Offener Brief an Staatssekretärin Claudia Plakolm

Klimaaktivist*innen sind NORMAL!

Sehr geehrte Frau Plakolm,

In Ihrem Gespräch mit der Klimaaktivistin Anja Windl (Standard, 10.8.23) bezeichnen Sie nun auch die Menschen als „nicht normal“, die „fahnenschwenkend auf Demos lautstark ihre Meinung kundtun“. Das ist mehr als nur verstörend. Die Versammlungsfreiheit wird durch Artikel 12 Staatsgrundgesetz (StGG) sowie Artikel 11 der Europäischen Menschenrechtskonvention (EMRK) gewährleistet. Im Artikel 13 StGG ist das Recht auf Meinungsfreiheit festgelegt. Sie empfinden es als demokratisch legitim, Ihre eigene Meinung zu „normal“ zu haben. Aber Sie halten es für „nicht normal“, wenn wir Klimaaktivist*innen ganz legal Gebrauch machen von unserem verfassungsrechtlich garantierten Recht auf Meinungs- und Versammlungsfreiheit. Warum?
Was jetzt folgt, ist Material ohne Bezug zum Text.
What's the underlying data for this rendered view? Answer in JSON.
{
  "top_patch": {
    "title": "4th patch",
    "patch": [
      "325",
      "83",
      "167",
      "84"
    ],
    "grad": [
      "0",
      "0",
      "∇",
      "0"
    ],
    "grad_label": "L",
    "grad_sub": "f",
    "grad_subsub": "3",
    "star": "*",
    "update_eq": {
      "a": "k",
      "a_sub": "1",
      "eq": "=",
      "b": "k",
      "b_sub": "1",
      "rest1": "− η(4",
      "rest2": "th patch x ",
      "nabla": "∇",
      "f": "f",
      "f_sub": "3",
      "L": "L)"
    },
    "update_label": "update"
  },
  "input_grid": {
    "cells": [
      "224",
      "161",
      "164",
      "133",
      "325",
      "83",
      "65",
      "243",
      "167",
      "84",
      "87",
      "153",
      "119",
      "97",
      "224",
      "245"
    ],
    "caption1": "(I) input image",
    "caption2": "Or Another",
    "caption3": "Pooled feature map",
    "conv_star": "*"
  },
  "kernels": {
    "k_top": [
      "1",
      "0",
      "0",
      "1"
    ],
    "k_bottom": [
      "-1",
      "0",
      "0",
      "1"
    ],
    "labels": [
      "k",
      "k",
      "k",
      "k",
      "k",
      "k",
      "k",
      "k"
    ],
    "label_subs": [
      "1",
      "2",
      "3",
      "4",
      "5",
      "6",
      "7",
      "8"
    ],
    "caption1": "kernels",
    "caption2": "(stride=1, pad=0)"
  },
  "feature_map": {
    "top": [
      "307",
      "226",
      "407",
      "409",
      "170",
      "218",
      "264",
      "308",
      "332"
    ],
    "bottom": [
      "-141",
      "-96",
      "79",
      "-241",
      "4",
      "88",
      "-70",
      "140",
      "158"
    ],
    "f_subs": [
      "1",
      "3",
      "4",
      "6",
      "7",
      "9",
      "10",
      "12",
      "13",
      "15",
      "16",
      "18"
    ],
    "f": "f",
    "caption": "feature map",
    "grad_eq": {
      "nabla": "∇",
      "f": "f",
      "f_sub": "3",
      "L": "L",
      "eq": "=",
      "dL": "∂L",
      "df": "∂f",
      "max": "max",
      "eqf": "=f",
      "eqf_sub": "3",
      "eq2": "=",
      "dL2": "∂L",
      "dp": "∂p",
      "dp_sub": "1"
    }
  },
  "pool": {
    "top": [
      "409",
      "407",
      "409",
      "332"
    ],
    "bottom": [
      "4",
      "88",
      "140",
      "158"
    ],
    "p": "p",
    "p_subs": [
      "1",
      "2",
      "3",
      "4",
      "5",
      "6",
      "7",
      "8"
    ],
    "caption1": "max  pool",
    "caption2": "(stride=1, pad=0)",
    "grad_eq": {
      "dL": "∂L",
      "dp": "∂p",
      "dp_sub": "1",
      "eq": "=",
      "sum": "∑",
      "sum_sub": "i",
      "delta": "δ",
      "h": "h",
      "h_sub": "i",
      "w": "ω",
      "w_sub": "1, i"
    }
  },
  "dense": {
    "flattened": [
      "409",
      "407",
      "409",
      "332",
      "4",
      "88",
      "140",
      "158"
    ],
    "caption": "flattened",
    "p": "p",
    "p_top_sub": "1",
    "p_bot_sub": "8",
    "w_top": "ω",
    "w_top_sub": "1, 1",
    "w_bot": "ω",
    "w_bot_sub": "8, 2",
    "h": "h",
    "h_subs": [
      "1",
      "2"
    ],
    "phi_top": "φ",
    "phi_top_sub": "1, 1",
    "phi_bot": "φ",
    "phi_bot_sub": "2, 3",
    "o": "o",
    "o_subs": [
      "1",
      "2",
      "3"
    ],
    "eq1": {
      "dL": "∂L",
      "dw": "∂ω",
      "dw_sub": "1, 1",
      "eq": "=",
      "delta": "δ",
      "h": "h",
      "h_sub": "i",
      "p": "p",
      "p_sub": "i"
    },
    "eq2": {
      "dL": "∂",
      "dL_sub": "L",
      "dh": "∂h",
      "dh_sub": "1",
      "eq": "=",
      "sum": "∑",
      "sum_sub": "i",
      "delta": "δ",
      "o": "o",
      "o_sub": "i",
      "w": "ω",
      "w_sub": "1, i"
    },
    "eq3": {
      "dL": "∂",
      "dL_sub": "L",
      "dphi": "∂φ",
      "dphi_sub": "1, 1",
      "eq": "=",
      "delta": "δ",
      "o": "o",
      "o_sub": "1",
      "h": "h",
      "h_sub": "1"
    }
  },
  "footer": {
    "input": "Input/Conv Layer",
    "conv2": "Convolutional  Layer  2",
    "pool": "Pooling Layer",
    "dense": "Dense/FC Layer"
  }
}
Beim letzten großen Klimastreik in Wien im Frühjahr 2023 waren etwa 30.000 Menschen auf der Straße. Jung und Alt bunt gemischt, Schüler*innen, Student*innen, Eltern, Großeltern, Menschen vieler Berufsgruppen, ein breiter Querschnitt der Bevölkerung. Sie aber unterstellen uns, nicht zu den Normalen zu gehören, „die tagtäglich in der Früh aufstehen, arbeiten gehen, Steuern zahlen, für ihre Familien sorgen und sich ehrenamtlich engagieren für Zusammenhalt in der Gesellschaft“. Kennen Sie uns? Waren Sie schon einmal bei einer solchen Demo dabei? Sie schätzen, so lesen wir,  die ruhige Diskussion mit Frau Windl. Haben Sie auch schon mit den Menschen dort auf der Demo geredet? 

Wir sind alle Menschen, denen die Zukunft unserer Welt, die Zukunft unserer Kinder und Kindeskinder eine Herzensangelegenheit ist. Sie begrüßen Engagement. Für uns ist es normal, sich dafür hier und jetzt zu engagieren. Warum können Sie unsere Sorgen und unser sich daraus ergebendes Engagement nicht verstehen? Sie sind doch als Staatssekretäting für die Jugend zuständig. Wie passt das zusammen?

Mit der von der ÖVP forcierten Einteilung in „normale“ und „nicht normale Menschen“, schlimmer noch in „Normale“ und „Radikale“, also in friedliche, gut funktionierende und stille Menschen und kritische, ihre Meinung äußernde Bürgerinnen und Bürger ziehen Sie eine Trennlinie durch unsere freie und liberale demokratische Gesellschaft. Das ist höchst gefährlich! Das ist genau das, was dem Totalitarismus nahestehende politische Gruppierungen wie etwa die FPÖ, die deutsche AfD oder die ungarische Fidez machen: das Ausgrenzen, das zum Feind machen derjenigen, die nicht ins eigene Bild passen, die nicht ihrer Meinung sind. Das darf in Österreich nicht geschehen!